The exact cost of the congestion charge has not been established but is reported to be between US$9 (£7) and US$23 (£18) per day, with some credits, discounts, and exemptions for residents in the zone with an annual income lower than US$60,000 (£47,000) per year, emergency vehicles and those transporting people with disabilities, and frequent low-income drivers.
However, governor Murphy has condemned the scheme as unfair to the 400,000 residents of New Jersey who reportedly commute to Manhattan daily, and vowed to explore all legal options to impede its implementation.
“Unfortunately, New York’s proposal will prompt ‘toll shopping’, where more drivers seek different routes in order to avoid paying higher tolls, resulting in more traffic and more pollution.”
In response to the proposed congestion pricing scheme, New Jersey has passed legislation that gives tax incentives to New York companies to establish satellite offices in New Jersey.
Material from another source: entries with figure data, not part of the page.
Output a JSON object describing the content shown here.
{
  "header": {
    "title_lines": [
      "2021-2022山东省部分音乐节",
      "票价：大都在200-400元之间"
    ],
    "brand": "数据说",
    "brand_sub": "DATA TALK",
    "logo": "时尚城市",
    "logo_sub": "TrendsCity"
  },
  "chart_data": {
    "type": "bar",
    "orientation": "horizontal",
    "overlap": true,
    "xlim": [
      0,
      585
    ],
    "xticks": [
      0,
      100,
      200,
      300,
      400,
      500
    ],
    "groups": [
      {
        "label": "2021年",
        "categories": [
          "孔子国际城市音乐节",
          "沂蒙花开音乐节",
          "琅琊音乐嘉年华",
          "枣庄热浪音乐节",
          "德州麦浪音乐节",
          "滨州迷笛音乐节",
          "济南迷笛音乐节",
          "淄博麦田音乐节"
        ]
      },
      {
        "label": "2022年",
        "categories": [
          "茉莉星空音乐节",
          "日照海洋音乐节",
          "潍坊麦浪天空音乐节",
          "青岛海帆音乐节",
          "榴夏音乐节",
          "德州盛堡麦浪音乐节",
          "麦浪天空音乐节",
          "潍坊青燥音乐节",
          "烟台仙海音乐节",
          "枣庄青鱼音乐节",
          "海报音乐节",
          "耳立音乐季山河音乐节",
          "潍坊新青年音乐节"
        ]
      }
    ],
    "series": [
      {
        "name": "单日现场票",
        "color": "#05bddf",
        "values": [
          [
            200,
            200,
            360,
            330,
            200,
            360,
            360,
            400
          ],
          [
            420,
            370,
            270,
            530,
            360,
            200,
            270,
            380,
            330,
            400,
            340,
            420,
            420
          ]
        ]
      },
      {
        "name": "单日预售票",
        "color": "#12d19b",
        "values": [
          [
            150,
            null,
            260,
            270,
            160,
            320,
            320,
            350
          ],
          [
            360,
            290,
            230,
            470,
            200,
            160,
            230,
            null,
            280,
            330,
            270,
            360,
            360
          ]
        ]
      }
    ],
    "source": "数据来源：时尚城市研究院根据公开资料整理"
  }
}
In its lawsuit, New Jersey also accused New York of earmarking funds for areas affected by the scheme within the state while neglecting nearby counties.
“The [Federal Highway Administration] acknowledges that diversion of traffic… to bordering neighbourhoods will have impacts on air quality in those neighbourhoods, so the MTA proposes to fund mitigation efforts in the Bronx to the tune of US$130m [£102.5m],” its complaint said. “But not so for New Jersey.”
Lawyers for New Jersey added the MTA had also agreed to allocate 10% of revenues from the scheme to the Long Island Rail Road and 10% to Metro-North Railroad, which brings commuters in from upstate New York, “but nothing to New Jersey’s transit agencies”.
Furthermore, governor Murphy said New Jersey was “particularly disappointed in the lack of a thorough environmental review and lack of mitigation measures for impacted communities”, adding that “[the FHA’s] finding that the MTA congestion pricing program will not have any significant impacts is an error”.
The MTA called the suit “baseless”, pointing out that a 4,000-page environment assessment included input from New Jersey residents and officials.
The US FHWA said it does not comment on pending litigation.